BANGOR – A local transient charged in the beating death of a musician has a plea agreement with the state, and friends and family are not happy.
Accused murderer Donald Galleck, 30, changed his not guilty plea on Thursday in exchange for a shorter sentence.
The Bangor man was charged with murder in the November 2018 beating death of heavy metal musician Jason Moody.
In a plea deal with the state’s Attorney General’s Office, on Thursday he entered a guilty plea to manslaughter.
“We had a settlement conference yesterday and we reached this agreement,” said Hunter Tzovarras, who along with Wendy Hatch, represented Galleck. “And then we started the first step by Mr. Galleck pleading guilty today.”
He added in the plea agreement, “We’re expecting an eight-year sentence.”
Galleck will be sentenced sometime in February.
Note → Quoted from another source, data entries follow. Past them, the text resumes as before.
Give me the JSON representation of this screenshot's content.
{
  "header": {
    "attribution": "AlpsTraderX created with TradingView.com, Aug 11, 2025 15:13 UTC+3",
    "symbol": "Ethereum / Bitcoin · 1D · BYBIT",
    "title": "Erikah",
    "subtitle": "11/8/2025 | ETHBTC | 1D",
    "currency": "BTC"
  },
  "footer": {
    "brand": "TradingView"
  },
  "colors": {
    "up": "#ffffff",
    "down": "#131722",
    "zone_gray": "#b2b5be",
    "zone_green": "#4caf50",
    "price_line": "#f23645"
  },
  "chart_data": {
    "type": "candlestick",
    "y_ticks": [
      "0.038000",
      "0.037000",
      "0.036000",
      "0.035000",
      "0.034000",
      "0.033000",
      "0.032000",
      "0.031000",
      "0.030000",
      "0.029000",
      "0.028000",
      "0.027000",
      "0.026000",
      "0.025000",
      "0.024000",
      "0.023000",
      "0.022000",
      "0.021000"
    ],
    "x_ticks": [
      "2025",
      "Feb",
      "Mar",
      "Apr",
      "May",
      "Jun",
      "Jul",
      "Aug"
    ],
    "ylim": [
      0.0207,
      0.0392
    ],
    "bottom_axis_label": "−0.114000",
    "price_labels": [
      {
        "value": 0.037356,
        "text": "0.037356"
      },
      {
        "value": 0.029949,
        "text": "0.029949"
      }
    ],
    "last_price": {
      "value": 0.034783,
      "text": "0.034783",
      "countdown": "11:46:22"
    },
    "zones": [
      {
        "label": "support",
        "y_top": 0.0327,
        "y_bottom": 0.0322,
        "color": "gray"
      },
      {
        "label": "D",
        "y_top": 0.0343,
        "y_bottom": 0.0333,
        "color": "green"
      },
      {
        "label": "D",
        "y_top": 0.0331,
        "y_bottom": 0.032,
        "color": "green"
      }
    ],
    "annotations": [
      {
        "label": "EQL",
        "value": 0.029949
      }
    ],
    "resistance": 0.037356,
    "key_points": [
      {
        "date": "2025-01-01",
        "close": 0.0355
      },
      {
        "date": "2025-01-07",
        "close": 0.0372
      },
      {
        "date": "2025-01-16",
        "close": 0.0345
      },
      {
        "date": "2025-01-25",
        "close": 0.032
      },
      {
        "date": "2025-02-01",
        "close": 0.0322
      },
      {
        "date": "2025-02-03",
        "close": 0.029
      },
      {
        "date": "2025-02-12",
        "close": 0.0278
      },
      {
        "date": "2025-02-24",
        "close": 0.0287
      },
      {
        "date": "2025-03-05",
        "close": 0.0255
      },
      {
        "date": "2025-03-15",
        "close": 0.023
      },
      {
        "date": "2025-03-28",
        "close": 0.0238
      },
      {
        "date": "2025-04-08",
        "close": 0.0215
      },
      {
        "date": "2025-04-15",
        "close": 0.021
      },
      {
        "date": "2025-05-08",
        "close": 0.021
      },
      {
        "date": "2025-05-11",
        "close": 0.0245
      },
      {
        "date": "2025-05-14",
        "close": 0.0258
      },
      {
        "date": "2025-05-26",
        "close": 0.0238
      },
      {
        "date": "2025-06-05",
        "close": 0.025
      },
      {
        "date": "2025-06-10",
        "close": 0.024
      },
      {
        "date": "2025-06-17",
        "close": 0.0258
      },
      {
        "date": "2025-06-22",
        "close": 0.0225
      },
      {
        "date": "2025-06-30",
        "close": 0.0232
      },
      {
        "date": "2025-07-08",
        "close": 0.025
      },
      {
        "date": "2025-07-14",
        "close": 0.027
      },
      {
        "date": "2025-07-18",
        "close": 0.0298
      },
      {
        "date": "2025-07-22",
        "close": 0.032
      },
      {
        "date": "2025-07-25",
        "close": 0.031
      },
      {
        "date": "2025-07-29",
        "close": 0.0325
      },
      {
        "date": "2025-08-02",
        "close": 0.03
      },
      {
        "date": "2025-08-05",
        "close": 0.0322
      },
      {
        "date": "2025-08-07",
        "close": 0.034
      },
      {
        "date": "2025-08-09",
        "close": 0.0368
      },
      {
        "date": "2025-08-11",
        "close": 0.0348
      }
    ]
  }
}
Several people were upset with the decision.
“With the preponderance of evidence it’s just preposterous, it is,” said Robert Kearns, a friend of Moody, a bassist originally from Bar Harbor. “Eight years for a man is just amazing.”
“That’s not fair to Jason Moody and it’s not fair to his family,” said Amanda Hill, who is a distant relative of Galleck. “It’s like let me just tap you on the wrist.”
Hill is listed as one of the state’s witnesses.
Prosecutor Don Macomber told the judge Galleck accidentally used Facebook Messenger to video call her during the fight.
“She claimed that she saw Mr. Galleck strike Mr. Moody in the face three times, and Mr. Moody fell to the ground.
Mr. Galleck grabbed Mr. Moody by the throat and bashed his head off the ground seven times,” said Macomber, an assistant attorney general for Maine.
“It was pretty violent,” Hill said on the steps of the courthouse. “I saw everything. I told police everything I saw.”
Some have reported that Hill recanted her story, so she arrived at court to let people know that was not true.
“Try having to go to sleep every night having that in your head,” she said. “No one wants to relive that.”
The defense team said, “It’s been our position all along that there was no video and she didn’t see what she said she saw.”
Hill said detectives were not able to download the Messenger video, but were able to take photos of the call log.
“I guarantee when he gets out in eight years he’s going to be like ‘I can do what I want now,’” she said. “Like, I don’t think it’s going to affect him at all, in any shape or form of the consequences of his actions.”